Испытывающий, безжалостный утренний свет ужасно играет на ней, и она это знает. Вам забавно наблюдать за ней из-под опущенных век. Она достает из своей сумочки устройство в форме печени и вешает его сзади, как кранцы баржи, прямо над своей склонностью к борьбе, детолюбием и прочим. Затем она расправляет и сортирует локоны и завитки для разных органов. Вам следовало бы видеть эту голову. Она растет, как мыльный пузырь. Она пришлепывает прелестный завиток на свое самолюбие, что роднит ее с ангелами; прядь локонов на свою твердость, что иногда приближает ее к соседству с ослами; она обрамляет лоб колечками, пускает косу вокруг своей привязанности к дому и созидательности, подправляет локон на своей почтительности, и голова художественно завершена. Она умывает лицо носовым платком, поправляет воротник, стряхивает складки, водружает маленькую шляпку на вершину всего этого и готова к завтраку. Кто говорит о некромантической пшенице, когда здесь человеческий цветок вылупился из нескладного узла менее чем за тридцать минут!
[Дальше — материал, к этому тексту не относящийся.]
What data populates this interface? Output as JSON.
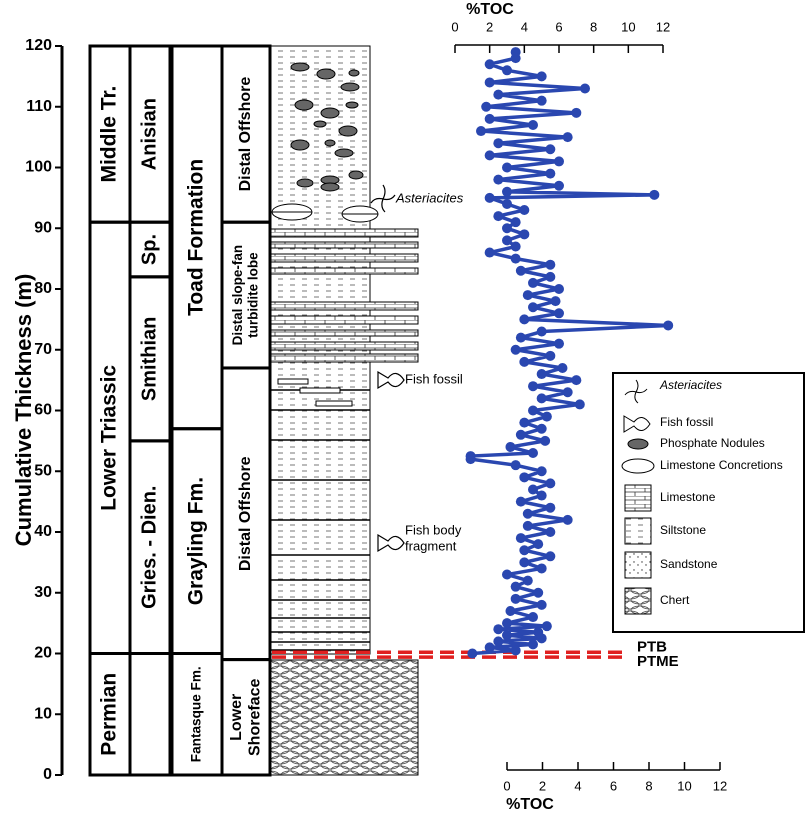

Когда вы садитесь в поезд, в котором есть гарем — я использую это слово в его первоначальном чистом смысле — и у вас нет личного интереса к этому гарему, вам, скорее всего, придется несладко. Поезд подразумевает, что женщин сортируют в один вагон, а все, что осталось, просто перебрасывают в другой. Это порочная мода, и она поощряет искусство лжи. Вот идет молодой человек по пятам дамы, которую он никогда раньше не видел и с которой никогда в жизни не разговаривал, и несет новенькую шляпную коробку. Даю слово, она пуста, как церковная кружка для пожертвований в субботу после обеда. Он купил эту коробку именно для такого случая. Дама поднимается на платформу. Шляпная коробка тоже. Кондуктор открывает дверь, молодой человек беспрепятственно проскальзывает внутрь и занимает удобное место. Он собирается учиться на священника, а сам лгал с помощью шляпной коробки!
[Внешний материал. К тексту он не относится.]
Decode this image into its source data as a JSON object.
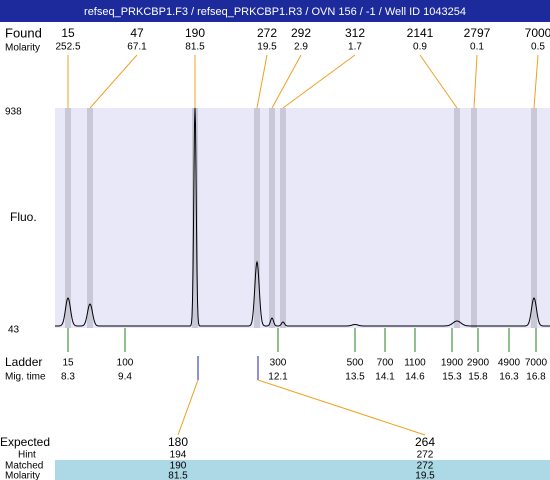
{
  "header": {
    "title": "refseq_PRKCBP1.F3 / refseq_PRKCBP1.R3 / OVN 156 / -1 / Well ID 1043254"
  },
  "found": {
    "label": "Found",
    "molarity_label": "Molarity",
    "peaks": [
      {
        "size": 15,
        "molarity": 252.5
      },
      {
        "size": 47,
        "molarity": 67.1
      },
      {
        "size": 190,
        "molarity": 81.5
      },
      {
        "size": 272,
        "molarity": 19.5
      },
      {
        "size": 292,
        "molarity": 2.9
      },
      {
        "size": 312,
        "molarity": 1.7
      },
      {
        "size": 2141,
        "molarity": 0.9
      },
      {
        "size": 2797,
        "molarity": 0.1
      },
      {
        "size": 7000,
        "molarity": 0.5
      }
    ]
  },
  "axis": {
    "label": "Fluo.",
    "max": 938,
    "min": 43
  },
  "ladder": {
    "label": "Ladder",
    "time_label": "Mig. time",
    "bands": [
      {
        "size": 15,
        "time": 8.3
      },
      {
        "size": 100,
        "time": 9.4
      },
      {
        "size": 300,
        "time": 12.1
      },
      {
        "size": 500,
        "time": 13.5
      },
      {
        "size": 700,
        "time": 14.1
      },
      {
        "size": 1100,
        "time": 14.6
      },
      {
        "size": 1900,
        "time": 15.3
      },
      {
        "size": 2900,
        "time": 15.8
      },
      {
        "size": 4900,
        "time": 16.3
      },
      {
        "size": 7000,
        "time": 16.8
      }
    ]
  },
  "expected": {
    "label": "Expected",
    "hint_label": "Hint",
    "matched_label": "Matched",
    "molarity_label": "Molarity",
    "columns": [
      {
        "expected": 180,
        "hint": 194,
        "matched": 190,
        "molarity": 81.5
      },
      {
        "expected": 264,
        "hint": 272,
        "matched": 272,
        "molarity": 19.5
      }
    ]
  }
}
Есть и другой человек. Он кажется хорошим человеком. Вы уверены, что так оно и есть, и он стоит там, где его может видеть кондуктор, и касается шляпы перед окном гарема, где никто не сидит, а затем, с легкой улыбкой и притворной нежностью, он вскакивает на ступеньки и говорит: «Пожалуйста, пустите меня на минутку!» — и входит. Этот несчастный человек никогда в жизни не видел ни одного лица в том вагоне. Чем больше вы об этом думаете, тем порочнее кажется эта мода. Она не приносит пользы лентам и наносит прямой вред бакенбардам. Заприте мужчин вместе, и если они не будут вести себя как скот, то это будет вопреки загону! Женщины, разбросанные по вагонам, поддерживают честь поезда, если не сам путь, и возвышают эту громоздкую вещь от обычного перевозчика до воспитателя.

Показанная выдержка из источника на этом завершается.